I have found there is
only one way out of hell
— and that is downwards

Annoyingly, I forgot a very long, powerful dream last night and the only thing at all remaining in my memory is the figure of Albert Einstein. I have dreamed of Einstein before, when I was in Israel 1983-84. Einstein is a kind of god when he appears in my dreams. I don’t have the brain to grasp relativity, and am attracted as much by his shaggy appearance as by whatever smattering of relativity I’ve managed to pick up through TV programmes etc. My first draft of this poem played with the idea that if you fall into the category divine, best thing is just to keep falling. Israel was a kind of hell for me, just because of where I was in my inner journey at the time. Lucifer was a kitten on the kibbutz where I volunteered.

trick of ignorance

sometimes, survival
depends upon unlearning
your knowledge and skill

I dreamed of playing the French horn. Back in the eighties and nineties, this was a dream I had again and again. Learning an orchestral instrument takes a lot of hard work and discipline, which is bound to leave its mark on the psyche. Since I haven’t played a French horn since 1979, it’s also bound to make me wonder what possible use or relevance those skills are now. I wanted to use this poem to challenge the way we take the usefulness of our own skills for granted. Poetry is a skill of course.

one-sided

for all of my life —
incomprehension between
me and my father
— or does he understand me
perfectly well after all?

This captures the flavour of my dream quite well. My father had given me a birthday or Christmas present consisting of two old typewriters, both of which belonged to me anyway.
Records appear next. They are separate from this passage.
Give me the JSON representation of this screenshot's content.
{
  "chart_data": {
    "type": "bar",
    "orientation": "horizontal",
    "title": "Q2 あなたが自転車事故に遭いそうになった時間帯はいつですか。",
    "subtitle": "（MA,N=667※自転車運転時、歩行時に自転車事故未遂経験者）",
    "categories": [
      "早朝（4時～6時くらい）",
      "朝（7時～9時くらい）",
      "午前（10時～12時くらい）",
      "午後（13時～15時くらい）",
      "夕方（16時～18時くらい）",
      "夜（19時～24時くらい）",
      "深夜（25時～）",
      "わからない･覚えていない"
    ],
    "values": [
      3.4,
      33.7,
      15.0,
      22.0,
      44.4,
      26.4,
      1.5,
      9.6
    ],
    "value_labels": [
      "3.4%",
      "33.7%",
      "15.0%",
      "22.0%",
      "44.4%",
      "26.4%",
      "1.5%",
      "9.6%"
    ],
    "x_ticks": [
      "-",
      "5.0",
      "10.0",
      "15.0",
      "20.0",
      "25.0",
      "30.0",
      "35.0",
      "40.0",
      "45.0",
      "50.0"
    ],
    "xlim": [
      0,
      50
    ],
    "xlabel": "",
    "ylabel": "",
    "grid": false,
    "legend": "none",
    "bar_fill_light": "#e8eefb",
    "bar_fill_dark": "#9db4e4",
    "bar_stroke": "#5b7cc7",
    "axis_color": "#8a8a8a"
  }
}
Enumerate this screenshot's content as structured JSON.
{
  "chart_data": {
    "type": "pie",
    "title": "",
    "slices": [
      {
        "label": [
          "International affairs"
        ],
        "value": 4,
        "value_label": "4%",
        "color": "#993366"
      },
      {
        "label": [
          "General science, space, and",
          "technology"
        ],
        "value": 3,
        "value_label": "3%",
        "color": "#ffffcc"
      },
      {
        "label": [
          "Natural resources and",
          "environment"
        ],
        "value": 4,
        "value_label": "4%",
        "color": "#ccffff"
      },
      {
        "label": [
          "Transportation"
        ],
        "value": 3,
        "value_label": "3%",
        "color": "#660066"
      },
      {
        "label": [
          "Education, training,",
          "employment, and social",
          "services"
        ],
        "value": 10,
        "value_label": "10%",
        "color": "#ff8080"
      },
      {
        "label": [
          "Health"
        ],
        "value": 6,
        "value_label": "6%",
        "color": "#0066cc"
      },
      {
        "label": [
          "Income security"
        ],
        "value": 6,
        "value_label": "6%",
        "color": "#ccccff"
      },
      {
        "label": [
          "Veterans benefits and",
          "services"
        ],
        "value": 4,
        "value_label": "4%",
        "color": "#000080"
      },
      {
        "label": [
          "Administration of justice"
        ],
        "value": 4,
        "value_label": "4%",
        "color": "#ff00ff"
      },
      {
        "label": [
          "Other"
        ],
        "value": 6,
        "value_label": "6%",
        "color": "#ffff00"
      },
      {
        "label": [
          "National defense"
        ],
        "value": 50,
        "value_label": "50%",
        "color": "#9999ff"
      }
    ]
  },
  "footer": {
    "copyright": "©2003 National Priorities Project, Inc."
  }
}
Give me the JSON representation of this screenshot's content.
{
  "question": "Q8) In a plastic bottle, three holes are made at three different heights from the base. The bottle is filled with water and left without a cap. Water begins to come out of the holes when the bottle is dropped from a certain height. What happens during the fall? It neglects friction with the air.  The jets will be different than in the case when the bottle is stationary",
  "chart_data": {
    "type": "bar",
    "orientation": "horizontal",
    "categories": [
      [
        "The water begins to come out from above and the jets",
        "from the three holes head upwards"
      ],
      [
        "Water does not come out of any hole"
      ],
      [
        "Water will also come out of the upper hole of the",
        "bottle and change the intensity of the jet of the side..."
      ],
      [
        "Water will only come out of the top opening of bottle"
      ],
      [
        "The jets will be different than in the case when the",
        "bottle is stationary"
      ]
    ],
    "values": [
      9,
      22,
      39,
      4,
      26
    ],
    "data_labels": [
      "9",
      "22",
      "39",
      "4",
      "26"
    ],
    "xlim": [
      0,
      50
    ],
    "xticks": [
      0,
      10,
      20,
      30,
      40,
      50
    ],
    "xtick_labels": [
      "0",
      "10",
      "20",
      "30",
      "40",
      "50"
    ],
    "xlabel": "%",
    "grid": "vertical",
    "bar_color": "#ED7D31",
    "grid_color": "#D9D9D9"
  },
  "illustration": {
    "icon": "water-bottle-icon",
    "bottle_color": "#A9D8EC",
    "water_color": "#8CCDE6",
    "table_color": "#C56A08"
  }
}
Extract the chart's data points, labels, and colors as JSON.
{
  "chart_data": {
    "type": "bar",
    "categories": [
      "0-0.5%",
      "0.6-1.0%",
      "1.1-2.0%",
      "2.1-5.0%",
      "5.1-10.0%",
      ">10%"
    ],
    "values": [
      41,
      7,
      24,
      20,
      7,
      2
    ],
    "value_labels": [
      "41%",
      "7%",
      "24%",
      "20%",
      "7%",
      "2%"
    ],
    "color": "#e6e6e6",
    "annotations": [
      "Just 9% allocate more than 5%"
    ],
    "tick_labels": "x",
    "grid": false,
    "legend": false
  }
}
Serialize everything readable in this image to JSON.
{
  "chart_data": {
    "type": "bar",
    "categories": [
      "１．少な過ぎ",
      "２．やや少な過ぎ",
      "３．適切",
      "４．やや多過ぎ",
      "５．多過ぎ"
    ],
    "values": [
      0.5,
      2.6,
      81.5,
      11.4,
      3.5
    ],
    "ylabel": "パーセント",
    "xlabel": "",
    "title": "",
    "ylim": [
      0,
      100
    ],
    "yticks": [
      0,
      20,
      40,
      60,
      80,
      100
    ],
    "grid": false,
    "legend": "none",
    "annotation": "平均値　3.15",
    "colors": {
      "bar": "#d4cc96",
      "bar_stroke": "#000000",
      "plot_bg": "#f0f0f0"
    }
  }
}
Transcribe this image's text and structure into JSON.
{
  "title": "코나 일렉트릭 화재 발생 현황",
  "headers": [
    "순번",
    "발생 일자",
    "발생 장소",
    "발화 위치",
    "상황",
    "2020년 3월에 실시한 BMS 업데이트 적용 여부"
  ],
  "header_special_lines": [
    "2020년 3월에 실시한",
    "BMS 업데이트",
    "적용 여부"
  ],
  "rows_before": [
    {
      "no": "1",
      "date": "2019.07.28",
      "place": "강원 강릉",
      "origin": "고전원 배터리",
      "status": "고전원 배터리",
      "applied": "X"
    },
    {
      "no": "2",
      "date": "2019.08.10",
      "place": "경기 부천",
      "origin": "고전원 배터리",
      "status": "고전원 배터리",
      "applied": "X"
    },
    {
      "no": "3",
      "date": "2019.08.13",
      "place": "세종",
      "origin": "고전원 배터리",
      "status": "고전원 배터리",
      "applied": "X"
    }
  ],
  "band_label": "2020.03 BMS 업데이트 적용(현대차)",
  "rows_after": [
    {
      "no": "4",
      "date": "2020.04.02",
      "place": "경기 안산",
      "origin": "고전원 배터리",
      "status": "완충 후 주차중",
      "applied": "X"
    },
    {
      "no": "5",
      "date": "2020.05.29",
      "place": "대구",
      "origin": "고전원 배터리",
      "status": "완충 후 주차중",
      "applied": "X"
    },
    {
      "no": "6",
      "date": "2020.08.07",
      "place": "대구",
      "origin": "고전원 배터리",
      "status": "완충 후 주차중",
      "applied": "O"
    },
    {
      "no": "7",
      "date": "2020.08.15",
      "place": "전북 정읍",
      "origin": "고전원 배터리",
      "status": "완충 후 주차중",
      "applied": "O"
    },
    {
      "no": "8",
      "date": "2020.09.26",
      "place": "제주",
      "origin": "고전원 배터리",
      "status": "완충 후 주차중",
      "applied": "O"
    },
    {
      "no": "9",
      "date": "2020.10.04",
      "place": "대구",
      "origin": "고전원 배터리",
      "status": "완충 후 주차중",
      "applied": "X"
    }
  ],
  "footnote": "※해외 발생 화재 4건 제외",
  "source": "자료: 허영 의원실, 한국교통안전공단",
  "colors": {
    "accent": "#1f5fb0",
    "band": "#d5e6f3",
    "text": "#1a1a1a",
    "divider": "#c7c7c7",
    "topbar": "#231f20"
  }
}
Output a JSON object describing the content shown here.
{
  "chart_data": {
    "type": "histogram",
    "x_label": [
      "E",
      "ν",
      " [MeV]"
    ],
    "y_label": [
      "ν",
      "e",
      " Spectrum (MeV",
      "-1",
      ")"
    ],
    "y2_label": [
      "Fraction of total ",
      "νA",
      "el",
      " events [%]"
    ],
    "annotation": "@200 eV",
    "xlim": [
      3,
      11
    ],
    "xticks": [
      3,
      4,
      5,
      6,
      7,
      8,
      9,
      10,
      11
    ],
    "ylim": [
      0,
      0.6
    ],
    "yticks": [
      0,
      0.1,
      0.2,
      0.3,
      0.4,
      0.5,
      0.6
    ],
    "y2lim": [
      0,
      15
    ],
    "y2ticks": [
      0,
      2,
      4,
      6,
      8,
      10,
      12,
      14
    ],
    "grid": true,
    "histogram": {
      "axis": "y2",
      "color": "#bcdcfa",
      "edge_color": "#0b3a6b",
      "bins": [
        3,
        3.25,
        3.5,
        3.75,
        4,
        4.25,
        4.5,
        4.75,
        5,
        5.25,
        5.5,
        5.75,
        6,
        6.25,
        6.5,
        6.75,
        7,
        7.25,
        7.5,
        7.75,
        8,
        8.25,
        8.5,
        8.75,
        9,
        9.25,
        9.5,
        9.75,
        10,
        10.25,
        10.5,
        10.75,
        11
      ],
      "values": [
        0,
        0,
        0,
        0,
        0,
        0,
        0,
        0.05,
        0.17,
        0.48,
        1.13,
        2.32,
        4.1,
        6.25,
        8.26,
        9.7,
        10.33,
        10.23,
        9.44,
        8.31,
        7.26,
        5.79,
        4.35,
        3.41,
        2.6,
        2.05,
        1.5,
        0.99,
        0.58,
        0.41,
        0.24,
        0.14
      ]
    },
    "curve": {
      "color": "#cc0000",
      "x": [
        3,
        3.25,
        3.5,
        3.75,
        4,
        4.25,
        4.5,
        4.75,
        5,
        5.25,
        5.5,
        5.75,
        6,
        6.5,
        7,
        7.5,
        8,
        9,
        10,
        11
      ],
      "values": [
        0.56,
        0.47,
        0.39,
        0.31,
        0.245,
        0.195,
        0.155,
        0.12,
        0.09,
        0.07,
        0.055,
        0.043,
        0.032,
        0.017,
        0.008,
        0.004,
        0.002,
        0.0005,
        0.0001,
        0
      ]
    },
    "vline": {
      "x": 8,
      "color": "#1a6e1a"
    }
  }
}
As I struggled to grasp the significance of this gift, I was left with the strangest feeling as though he was deliberately trying to teach me something. The lesson itself was beyond me to grasp, but for once I felt able to recognise the painful fact that I have spent my whole life blundering like a blind man, and that my father might have clearer sight.

monk

bless him, how he tries —
his face shines with the light of
profound foolishness

I think I spent yesterday at work somehow trying too hard. I was on my own in the office. So much for working without supervision. In my dream, although I was wearing a monk’s robes, I was in fact a guest at the monastery. My companion on the other hand was clearly recognisable as a monk just from the way he smiled.

Many years ago at the height of my ‘psychosis’ when I was homeless and paranoid, believing I was being followed by nuclear scientists from NASA, I stumbled into the beautiful parish church of Much Wenlock in Shropshire and stayed for Evensong. The priest used a well known blessing at the end of the service which moved me profoundly. I have never forgotten it. It’s from the Old Testament.

“The Lord bless you and keep you;
The Lord make His face shine upon you,
And be gracious to you;
The Lord lift up His countenance upon you,
And give you peace.”’

subjectivity

if only the Pope
could tell us how it feels to
be Pope — but he can’t

When it comes to human psychology, I believe scientific objectivity is a delusion. Whereas subjectivity is the greatest of all the blessings endowed on us by being alive. I dreamed I was in a museum with Freud (that fake scientist) who was waxing poetic about how a dream is a gift from the patient to the analyst. Also, I was inquiring in a shop for a biography of a certain Pope. Led me to reflect, awake, that it sometimes seems as though there is a ban on subjectivity in public life. Or a taboo. You might think that religion exalts subjectivity. I suppose it does. Maybe what I’m trying to say is, that we project the subjectivity we daren’t experience for ourselves, onto our public figures. The last thing we let them be is themselves.